Local makers have good quarter in NAND flashSamsung Electronics and SK Hynix controlled a combined 45 percent of the NAND flash market between April and June, according to data from market researcher DRAMeXchange.
Ranked No. 1 and No. 5 in the market respectively, they are the only two in the top five to report revenue and market share increases during the period, while the entire market growth remained flat on-quarter.
NAND Flash is a non-volatile memory chip that does not require power to retain data.
Samsung generated $3.76 billion in NAND Flash sales, representing a 16.6 percent increase compared to the previous quarter, while the company’s market share rose to 34.9 percent.
Samsung’s NAND flash market share was above the mid-30 percent level through 2018. It went as high as 45 percent, but crashed down to 29.9 percent in the first quarter of 2019.
DRAMeXchange attributed Samsung’s improvement to a “recovery in server demand, the notable increase in the adoption of high capacity products in various applications and the transferal of orders for mobile devices.”
SK Hynix’s second-quarter market share in the global NAND flash market was 10.3 percent. Revenue in the product sector was $1.11 billion, up 8.1 percent on-quarter.

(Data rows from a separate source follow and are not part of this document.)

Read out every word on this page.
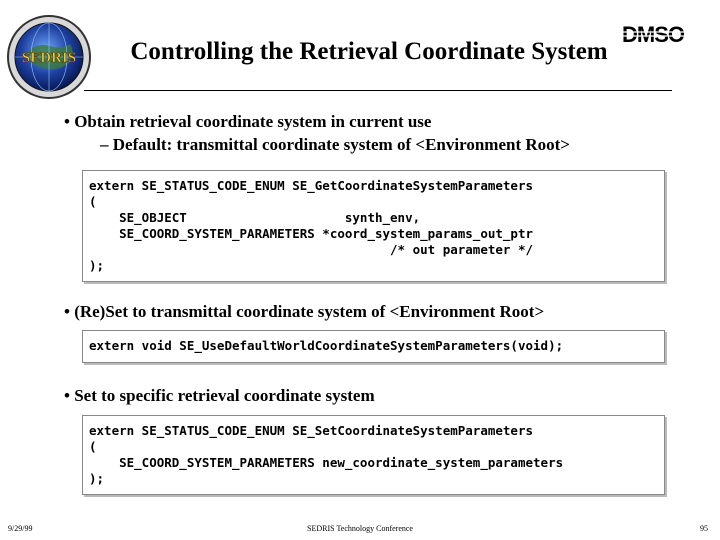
SEDRIS
DMSO
Controlling the Retrieval Coordinate System
• Obtain retrieval coordinate system in current use
– Default: transmittal coordinate system of <Environment Root>
extern SE_STATUS_CODE_ENUM SE_GetCoordinateSystemParameters
(
SE_OBJECT                     synth_env,
SE_COORD_SYSTEM_PARAMETERS *coord_system_params_out_ptr
/* out parameter */
);
• (Re)Set to transmittal coordinate system of <Environment Root>
extern void SE_UseDefaultWorldCoordinateSystemParameters(void);
• Set to specific retrieval coordinate system
extern SE_STATUS_CODE_ENUM SE_SetCoordinateSystemParameters
(
SE_COORD_SYSTEM_PARAMETERS new_coordinate_system_parameters
);
9/29/99	SEDRIS Technology Conference	95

Quarterly NAND flash market revenue for the second quarter totaled $10.8 billion, flat from the previous quarter but down 33.8 percent from the same period last year when the memory chip industry was at its peak.
The market research company noted that global NAND flash demand between April and June grew 15 percent from the first quarter. The demand growth, however, was not enough to offset the NAND flash price drop as chip suppliers still had high inventories and contract prices fell.
After an unusually long demand and price surge in memory chips - the so-called “super cycle” - came to an end in late 2018, major IT companies started delaying memory purchases, waiting for chip prices to drop further.
Revenue and market share dropped from the first quarter for the other three players in the top five: Tokyo-based Toshiba; San Jose, California-based Western Digital and Boise, Idaho-based Micron.
The revenue of No. 2 ranked Toshiba slumped 10.6 percent on quarter, with the market share retreating to 18.1 percent from the previous 20.2 percent. Western Digital and Micron revenues declined 6.5 percent and 17.7 percent on quarter respectively.
Third and fourth quarters have been traditionally more lucrative for chipmakers. But DRAMeXchange forecast that the on-quarter demand recovery for the year’s third quarter will be “weaker than previous years due to geo-economical conflicts,” largely referring to the U.S.-China trade war.
Concern about local chipmakers has been high after Japan started restricting the export of high-tech materials and parts to Korea starting last month.
DRAMeXchange noted in another report this month that Japan’s recent exclusion from its so-called white list will not have a substantial impact as they merely meanddd Korea will now “have to go through the same procedures as other Asian countries.”